如何找到任何一对 GPS 点之间的最大距离?
How to find the maximum distance between any pair of GPS points?
我正在尝试确定包含 1000 个 GPS 点的数据框中任意两对 GPS 点之间的最大距离。我不确定到目前为止我所做的是否正确。我怎样才能做到这一点?谢谢
structure(list(Id = structure(c(1L, 1L, 1L, 1L, 1L, 1L, 1L, 1L,
1L, 1L), .Label = "A628", class = "factor"), DateTime = structure(c(1557401400,
1557403200, 1557405000, 1557406800, 1557408600, 1557410400, 1557417600,
1557419400, 1557421200, 1557423000), class = c("POSIXct", "POSIXt"
), tzone = "CST6CDT"), Longitude = c(-97.4468676, -97.4760327,
-97.4766244, -97.4768354, -97.4766027, -97.4762566, -97.4756206,
-97.4760795, -97.4757018, -97.4758084), Latitude = c(26.5649515,
26.5864111, 26.5874319, 26.5874866, 26.5874287, 26.5878552, 26.5881477,
26.588534, 26.5879895, 26.5876414)), row.names = c(NA, 10L), class = "data.frame")
library(sp)
library(adehabitatHR)
library(raster)
library(rgdal)
library(sf)
collars <- read.csv('C:\Users\kujld016\Desktop\All\Projects\Thermal_Deer\all_data\collars_clean.csv')
collars <- collars %>%
mutate_if(is.character, as.factor) %>%
mutate(DateTime=as.POSIXct(DateTime, format="%Y-%m-%d %H:%M:%S",tz='CST6CDT'))
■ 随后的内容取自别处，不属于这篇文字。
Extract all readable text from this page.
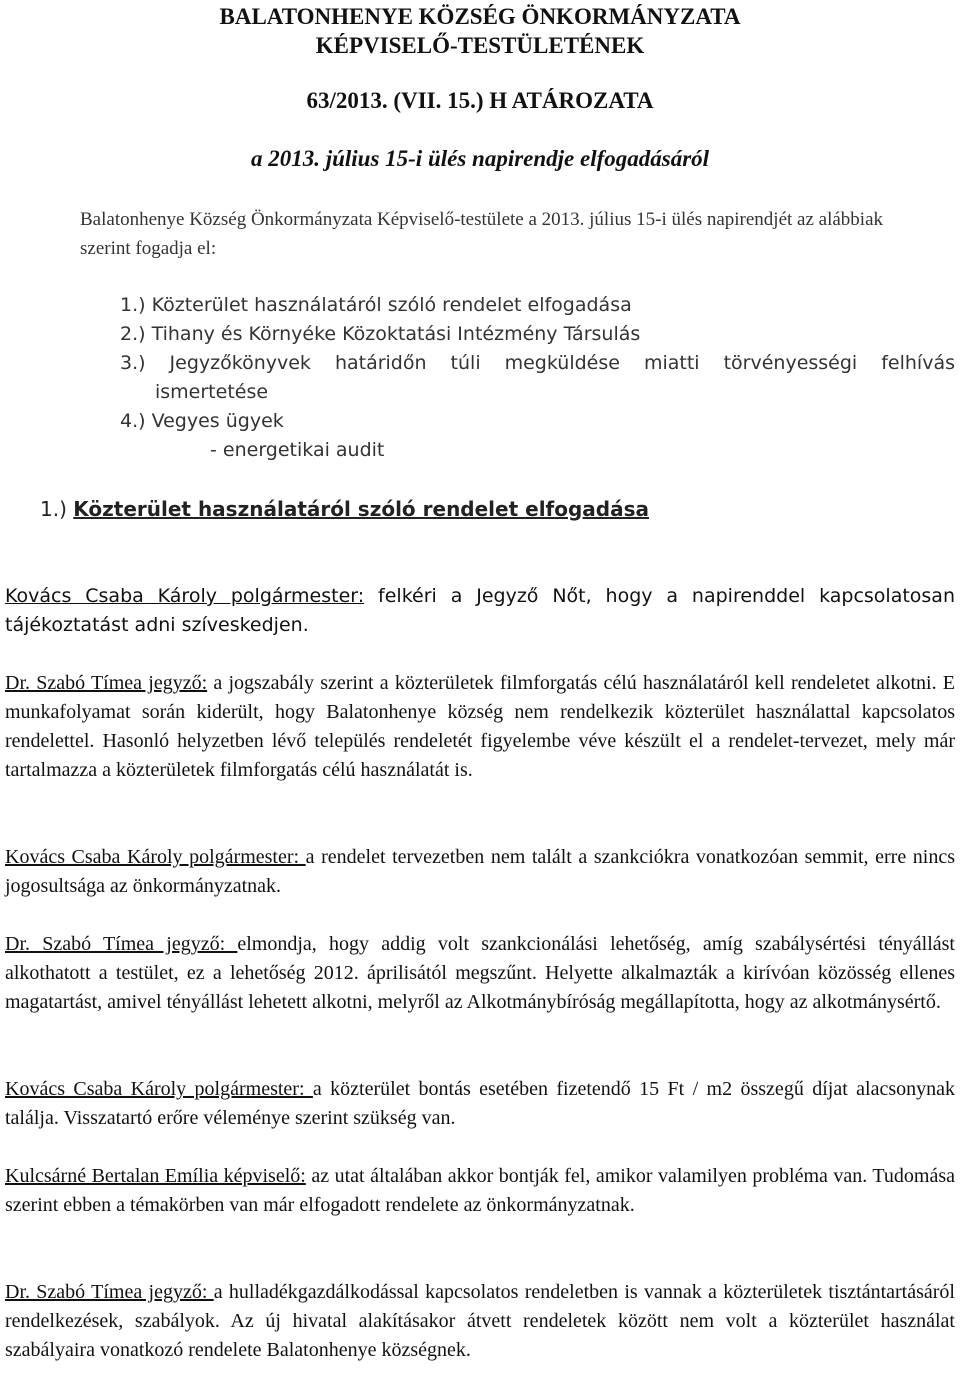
BALATONHENYE KÖZSÉG ÖNKORMÁNYZATA
KÉPVISELŐ-TESTÜLETÉNEK
63/2013. (VII. 15.) H ATÁROZATA
a 2013. július 15-i ülés napirendje elfogadásáról
Balatonhenye Község Önkormányzata Képviselő-testülete a 2013. július 15-i ülés napirendjét az alábbiak szerint fogadja el:
1.) Közterület használatáról szóló rendelet elfogadása
2.) Tihany és Környéke Közoktatási Intézmény Társulás
3.) Jegyzőkönyvek határidőn túli megküldése miatti törvényességi felhívás
ismertetése
4.) Vegyes ügyek
- energetikai audit
1.) Közterület használatáról szóló rendelet elfogadása
Kovács Csaba Károly polgármester: felkéri a Jegyző Nőt, hogy a napirenddel kapcsolatosan tájékoztatást adni szíveskedjen.
Dr. Szabó Tímea jegyző: a jogszabály szerint a közterületek filmforgatás célú használatáról kell rendeletet alkotni. E munkafolyamat során kiderült, hogy Balatonhenye község nem rendelkezik közterület használattal kapcsolatos rendelettel. Hasonló helyzetben lévő település rendeletét figyelembe véve készült el a rendelet-tervezet, mely már tartalmazza a közterületek filmforgatás célú használatát is.
Kovács Csaba Károly polgármester: a rendelet tervezetben nem talált a szankciókra vonatkozóan semmit, erre nincs jogosultsága az önkormányzatnak.
Dr. Szabó Tímea jegyző: elmondja, hogy addig volt szankcionálási lehetőség, amíg szabálysértési tényállást alkothatott a testület, ez a lehetőség 2012. áprilisától megszűnt. Helyette alkalmazták a kirívóan közösség ellenes magatartást, amivel tényállást lehetett alkotni, melyről az Alkotmánybíróság megállapította, hogy az alkotmánysértő.
Kovács Csaba Károly polgármester: a közterület bontás esetében fizetendő 15 Ft / m2 összegű díjat alacsonynak találja. Visszatartó erőre véleménye szerint szükség van.
Kulcsárné Bertalan Emília képviselő: az utat általában akkor bontják fel, amikor valamilyen probléma van. Tudomása szerint ebben a témakörben van már elfogadott rendelete az önkormányzatnak.
Dr. Szabó Tímea jegyző: a hulladékgazdálkodással kapcsolatos rendeletben is vannak a közterületek tisztántartásáról rendelkezések, szabályok. Az új hivatal alakításakor átvett rendeletek között nem volt a közterület használat szabályaira vonatkozó rendelete Balatonhenye községnek.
for(j in 1:length(collars)) {
collarIDs <- unique(collars$Id)
for(i in 1:length(collarIDs)) {
collarID <- collarIDs[i]
collar <- filter(collars, Id == collarID)
#coerce to spatialpointsdataframe and reproject
dat.sp<-SpatialPointsDataFrame(coords=collar[c('Longitude', 'Latitude')],data=collar,
proj4string=CRS("+proj=longlat +ellps=WGS84 +datum=WGS84 +no_defs"))
dat.proj <- spTransform(dat.sp, CRS("+proj=utm +zone=14 +ellps=GRS80 +datum=NAD83 +units=m +no_defs"))
aref <- (max(spDists(dat.proj))) ###is this calculating the maximum distance between any 2 points in the data frame
使用 sf 包比 sp 更容易:
library(sf)
library(dplyr)
# the_data <- from posted sample data in question
# make data.frame an sf object with lat/lon projection
data_sf <- st_as_sf(the_data, coords = c("Longitude", "Latitude")) %>%
st_set_crs(4326)
# distance matrix for all the points
dist_mat <- st_distance(data_sf)
# where's the longest distance?
which(dist_mat == max(dist_mat), arr.ind = TRUE)
#> row col
#> [1,] 8 1
#> [2,] 1 8
dist_mat[8,1]
#> 3913.472 [m]
由 reprex package (v2.0.1)
于 2022-04-08 创建
另一种选择:找到你的点的最小外接圆(包 {lwgeom})。此圆的直径或边界框边长是样本中两个最极端点之间的距离。
library(sf)
library(dplyr)
library(lwgeom) ## for the bounding circle
## df = your dataframe with long/lat columns
my_points <- st_multipoint(cbind(df$Longitude, df$Latitude)) %>%
st_sfc %>%
## specify that these are unprojected geographic coordinates
## (longitude, latitude) of EPSG 4326 = WGS84
st_set_crs(4326) %>%
## now transform into appropriate projection for measuring
## distance, e.g. EPSG 32614 = UTM 14N for your location
st_transform(32614)
## get bounding circle:
my_bcircle <- my_points %>%
lwgeom::st_minimum_bounding_circle(.)
## get bounding box of bounding circle
## and its edge length = max_dist:
my_bbox <- my_bcircle %>% st_bbox
max_dist <- my_bbox %>% .[c('xmax','xmin')] %>% dist
快速目视检查:
library(mapview)
mapview(my_bbox) +
mapview(my_bcircle) +
mapview(my_points)
最大距离(米):
# > max_dist
#
# xmax
# xmin 3910.623
#
我正在尝试确定包含 1000 个 GPS 点的数据框中任意两对 GPS 点之间的最大距离。我不确定到目前为止我所做的是否正确。我怎样才能做到这一点?谢谢
structure(list(Id = structure(c(1L, 1L, 1L, 1L, 1L, 1L, 1L, 1L,
1L, 1L), .Label = "A628", class = "factor"), DateTime = structure(c(1557401400,
1557403200, 1557405000, 1557406800, 1557408600, 1557410400, 1557417600,
1557419400, 1557421200, 1557423000), class = c("POSIXct", "POSIXt"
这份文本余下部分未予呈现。